Friday, March 18, 2011

if you'll please

In recent years as I've really started to examine my weight and the issue it’s been for so long, I've come to firmly believe that many major parts of my personality have been formed in response to my weight and have, in turn, continued the cycle.

For as long as I've been this version of myself (let's call it high school and beyond), I've been a pleaser. Not in the typical sense of a pleaser who is meek or disappearing or doesn't share their feelings -- not a wallflower, because I've also always been bold and outspoken, and therein lies the duality.

Bold and outspoken because I guess I figured if I could thrill people with my funny, loud charms, they'd notice and appreciate that before they'd notice and judge my size. If I could project strength and a well-adjusted sprit in spite of my weight, the power of suggestion might work for others and for me. It was exhausting and it was that need to dominate all situations with sauce and flair (read: a loud voice), combined with my weight-induced acid reflux, that created a precancerous legion on one of my vocal folds that needed to be removed. When I was on voice rest during that time, I had no choice but to consider the circumstances that had brought me there, and the need to shine and charm in spite of my size was what brought me there -- it wasn't that I used my size as a punchline, because I never even addressed it - it was just that I could present myself as incredibly grounded and stable, in spite of an unusual size, and that seemed to please people. It was a compulsion in the sense that it was a mask I often wore - when I didn't feel like being clever or sassy, I didn't want to do anything at all, because there was no low-key way to be for me, save for a few one-on-one relationships. It was who I was, and I had created a monster.

If the funny, outgoing woman was the outward expression of my need to please, then my fear of being judged was the underlying motive, and I guess that's textbook for a pleaser. If I could be the absolute best friend, sister, daughter, employee, train rider, customer, you name it...the funniest, the sharpest, the most loyal…the friend who never said no to any favor or request and never ended an outing early no matter how tired or sick, the daughter or sister who never created any boundaries or sent anyone out of their way, the employee that had no personal limits...if I could be that person, then despite my size, I'd be loved and valued.
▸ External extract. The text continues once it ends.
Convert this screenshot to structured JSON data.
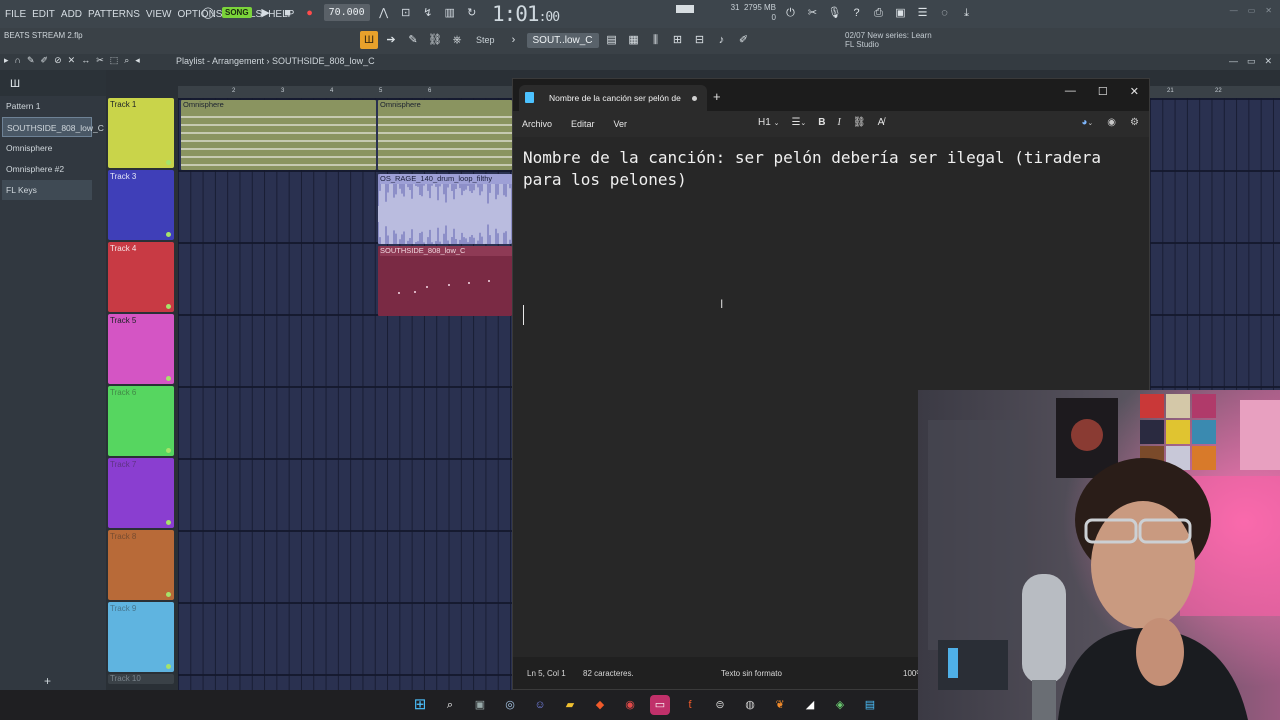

And I guess I thought that if I made a strong enough impression in those ways, I'd beat people to their judgment of my weight. I was afraid that if I gave anyone occasion to be upset with me or think poorly of me, they'd never stop.
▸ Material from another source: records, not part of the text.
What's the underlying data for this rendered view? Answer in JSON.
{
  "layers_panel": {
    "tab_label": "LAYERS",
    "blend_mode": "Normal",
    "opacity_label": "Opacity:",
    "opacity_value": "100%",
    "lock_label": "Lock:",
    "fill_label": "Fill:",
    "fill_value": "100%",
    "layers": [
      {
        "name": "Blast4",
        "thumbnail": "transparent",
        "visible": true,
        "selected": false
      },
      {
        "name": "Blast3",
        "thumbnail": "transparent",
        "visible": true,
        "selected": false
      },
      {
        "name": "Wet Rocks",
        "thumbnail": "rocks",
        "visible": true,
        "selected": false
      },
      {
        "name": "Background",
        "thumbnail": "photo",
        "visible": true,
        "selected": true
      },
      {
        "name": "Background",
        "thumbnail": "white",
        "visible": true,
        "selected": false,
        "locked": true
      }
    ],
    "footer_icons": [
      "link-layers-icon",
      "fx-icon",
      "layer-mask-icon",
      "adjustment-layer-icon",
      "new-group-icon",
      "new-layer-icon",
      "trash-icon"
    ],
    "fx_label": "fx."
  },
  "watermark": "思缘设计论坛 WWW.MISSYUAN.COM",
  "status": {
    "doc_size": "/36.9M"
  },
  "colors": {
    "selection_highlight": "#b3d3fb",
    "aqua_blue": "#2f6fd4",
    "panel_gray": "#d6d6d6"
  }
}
The only person who was not the victim (or perhaps benefactor) of this drive to please and placate was my husband Mitchell who, not because I told him or invited him in, was on the inside. He knew how much my feet hurt after endlessly parading around with a friend on a mission long after I had physically had enough. He knew I had trouble saying no or disappointing anyone and started to say so, which made it easier for me to acknowledge it. He knew that I would suppress my own needs for privacy, alone time, space or anything else by choking it down - in the form of huge takeout meals or pounds of pasta at a time. He also knew I didn't have trouble saying no to him, which is mainly because I've never questioned his approval and devotion to me, and I knew that I didn’t have his approval or devotion because of anything I did for him or anyone else, but just because of who I am. I was deeply touched when my mother, shortly before my surgery, told me how she loved me and was proud of me - not for anything I do, not for Carla the Writer or Carla the Wedding Planner or the Organizer or anything like that. Just for who I've been since I was born. The thought touched me, and it hooked onto what I was already exploring...the notion of who I am not being about what I do all the time. When you've been one way for a long time, it’s hard to separate actions from identity, and that's a bridge I'm building now.
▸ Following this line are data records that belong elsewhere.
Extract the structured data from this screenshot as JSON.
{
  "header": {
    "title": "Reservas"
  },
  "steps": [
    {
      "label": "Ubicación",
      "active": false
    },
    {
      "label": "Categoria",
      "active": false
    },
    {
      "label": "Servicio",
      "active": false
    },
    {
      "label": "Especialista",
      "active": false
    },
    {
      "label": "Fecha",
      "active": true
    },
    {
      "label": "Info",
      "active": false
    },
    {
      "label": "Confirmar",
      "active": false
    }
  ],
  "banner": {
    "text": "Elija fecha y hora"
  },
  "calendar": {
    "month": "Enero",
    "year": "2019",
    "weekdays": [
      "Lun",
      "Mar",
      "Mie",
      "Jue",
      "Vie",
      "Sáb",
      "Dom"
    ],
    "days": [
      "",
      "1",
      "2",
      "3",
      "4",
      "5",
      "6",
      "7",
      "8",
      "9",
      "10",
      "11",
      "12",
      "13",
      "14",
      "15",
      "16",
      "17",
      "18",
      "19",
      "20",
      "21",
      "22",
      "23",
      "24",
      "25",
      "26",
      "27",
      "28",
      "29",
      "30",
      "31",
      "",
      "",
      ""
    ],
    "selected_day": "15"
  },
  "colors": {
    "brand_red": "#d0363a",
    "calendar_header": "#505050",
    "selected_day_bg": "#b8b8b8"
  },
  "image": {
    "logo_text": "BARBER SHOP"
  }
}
I'm trying to draw lines and boundaries, and trying to say no when I don't want to do something, and I'm resisting the urge to explain myself or override my feelings. Of course, obligations have a place in relationships and I'll never deny that, but I'm starting to delineate true obligations from manufactured ones from feelings of insecurity from pressure, whether external or self-imposed. I want to play my role in peoples' lives out of love and respect and joy, not out of an actually selfish need to please. It feels empowering to set my own limits and feel like I'm in control of the way I live, in so many ways. I don't need to be ruled by guilt or obligation or the shackles of an unrealistic mask I put on myself just to divert peoples’ attention from what has been my greatest struggle. I know it’s an adjustment for people in my life, and I'm doing my best to be understanding and patient about it. I'm okay with the idea that it will take time. As I'm learning every day, all real change does.